O industrial fez-se à estrada no seu Porsche vermelho 911 T, por volta das oito horas. Em Paredes, comprou os três matutinos do Porto e seguiu viagem. Três quilómetros à frente, na estrada nacional que liga Paredes a Paços de Ferreira, talvez vendo um rosto familiar, abrandou.
Numa emboscada de execução tipicamente militar, desconhecidos, munidos de armas pouco habituais no País, disparam contra ele vários tiros, atingindo-o sobretudo no crânio. Torres tombou, morto, para o lado direito do condutor.
Passavam 15 minutos das oito horas do dia 21 de Agosto de 1979. O Porsche contava mais de 77 mil quilómetros. Duas jovens iam comprar vinho quando deram o alerta. Joaquim Ferreira Torres tinha 54 anos, negócios menos claros, fortuna invejável e ligações íntimas a meios políticos, económicos e militares. Aguardava, em liberdade condicional, a repetição do julgamento da rede bombista de extrema-direita. Garantira que «abriria o saco» sobre os segredos e cumplicidades desse tempo. A morte ficou conhecida como «o crime do Barro Branco», lugar onde o calaram para sempre.
Até ali, ele tinha granjeado fama e fortuna vindo do nada e do esquecimento, ao estilo do mito americano. Nascera no simbólico 13 de Maio, em 1925, em Rebordelo, Amarante, um de 17 irmãos. Fez o ensino básico e vendeu carvão em Vila Pouca de Aguiar, onde o pai trabalhou nas minas. Também passou madeiras para Espanha, clandestino.
Foi marçano numa loja de mercearias finas e, no final dos anos 40, já andava por terras transmontanas, de bicicleta ou motorizada, como comissionista e vendedor de rifas, ganhando bom dinheiro com sorteios de chocolates e navalhas.
Em Murça, conhece Elisa, da aldeia de Noura, com quem haveria de casar. A rapariga trabalhara numa padaria e era governanta.
«Uma lasca de mulher, muito cobiçada», diz quem a conheceu. Namoram pelos quintais. E ela é sua cúmplice nas fugas à polícia, que metiam saltos pelos telhados e esconderijos em tonéis de vinho. Os mandados de captura contra ele sucediam-se.

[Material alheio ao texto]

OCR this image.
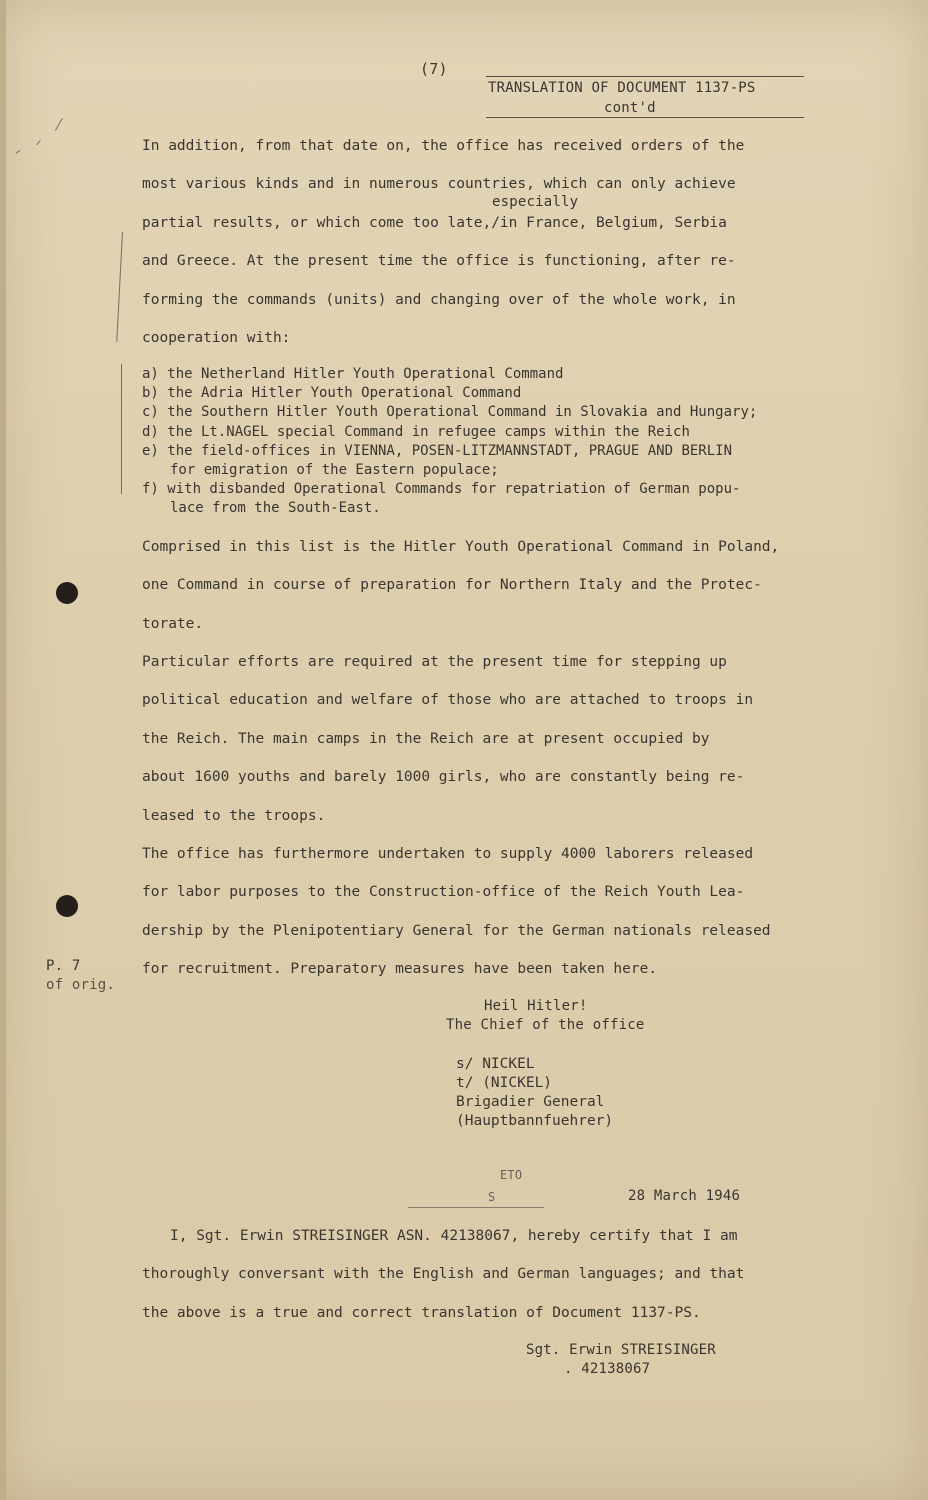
(7)
TRANSLATION OF DOCUMENT 1137-PS
cont'd
especially
In addition, from that date on, the office has received orders of the
most various kinds and in numerous countries, which can only achieve
partial results, or which come too late,/in France, Belgium, Serbia
and Greece. At the present time the office is functioning, after re-
forming the commands (units) and changing over of the whole work, in
cooperation with:
a) the Netherland Hitler Youth Operational Command
b) the Adria Hitler Youth Operational Command
c) the Southern Hitler Youth Operational Command in Slovakia and Hungary;
d) the Lt.NAGEL special Command in refugee camps within the Reich
e) the field-offices in VIENNA, POSEN-LITZMANNSTADT, PRAGUE AND BERLIN
for emigration of the Eastern populace;
f) with disbanded Operational Commands for repatriation of German popu-
lace from the South-East.
Comprised in this list is the Hitler Youth Operational Command in Poland,
one Command in course of preparation for Northern Italy and the Protec-
torate.
Particular efforts are required at the present time for stepping up
political education and welfare of those who are attached to troops in
the Reich. The main camps in the Reich are at present occupied by
about 1600 youths and barely 1000 girls, who are constantly being re-
leased to the troops.
The office has furthermore undertaken to supply 4000 laborers released
for labor purposes to the Construction-office of the Reich Youth Lea-
dership by the Plenipotentiary General for the German nationals released
for recruitment. Preparatory measures have been taken here.
P. 7
of orig.
Heil Hitler!
The Chief of the office
s/ NICKEL
t/ (NICKEL)
Brigadier General
(Hauptbannfuehrer)
ETO
S	28 March 1946
I, Sgt. Erwin STREISINGER ASN. 42138067, hereby certify that I am
thoroughly conversant with the English and German languages; and that
the above is a true and correct translation of Document 1137-PS.
Sgt. Erwin STREISINGER
. 42138067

E do tribunal de Chaves desapareceria, mais tarde, o seu registo criminal, que incluiria um historial considerável de abusos de confiança.
Nos anos 60, já negociante de vinhos em Rio Tinto, Torres abre em Angola armazéns «com tudo do bom e do melhor para comer e beber», segundo um antigo inspector da PIDE. As relações e os negócios fluem. A partir de 1964, Sousa Machado, empresário, recorre a ele para fazer face a problemas económicos na Companhia Mineira do Lobito e nos hotéis Presidente e Panorama, em Luanda. Ao longo de anos, pedirá montantes da ordem dos 200 mil contos, empréstimos cuja totalidade não liquidará até à morte do amigo. O filão, porém, são as operações em diamantes e divisas.
Torres conhece Tschombé que, com ajuda da CIA e de diversos mercenários, tenta a secessão da província diamantífera do Katanga, no Congo. Quando o líder africano cai em desgraça, Salazar que lhe cedera armas dá refúgio aos familiares. Mas será o homem de negócios de Amarante a velar pelos interesses dos herdeiros de Tschombé. E pelos seus, claro.

UMA FORTUNA INCALCULÁVEL
Regressa, deposita lingotes de ouro na banca e dedica-se à especulação bolsista, mantendo laços com amigos de África.
Os bancos disputam-no e negoceia, fazendo-se caro. «Já ganhei mais mil contos! », ouviam-no, ao telefone, com gestores e administradores. Entre outros investimentos, compra terrenos, uma tipografia, uma casa de câmbios e chegará a ser dono de 27 quintas no Norte do País. Passeia-se num Jaguar 4.2, anda de Porsche e num Mercedes amarelo 350 SLC, desportivo. É amigo do banqueiro Pinto de Magalhães e do empresário Xavier de Lima, quase dono de Setúbal, a quem ajudaria a recuperar a fortuna.
É avalista de negócios no turismo e outras áreas. Devedor dele, Sousa Machado abre--lhe portas nos meios políticos e militares.
Hábil e desconfiado, anota tudo. Dos 110 contos que gasta nuns botões de punho a uma pulseira para a mulher no valor de 90 contos. O círculo íntimo sabe apenas o estritamente necessário. É de fúrias e impõe rotinas de forma quase militar, sem transigências.
Rigoroso, manda repetir textos à máquina por causa de vírgulas.

CULTIVA GOSTOS A PRECEITO

Os fatos e os sapatos são feitos às dúzias, por medida, nas melhores lojas de Santa Catarina, no Porto. De Londres, traz tecidos, sem falar mais do que o português.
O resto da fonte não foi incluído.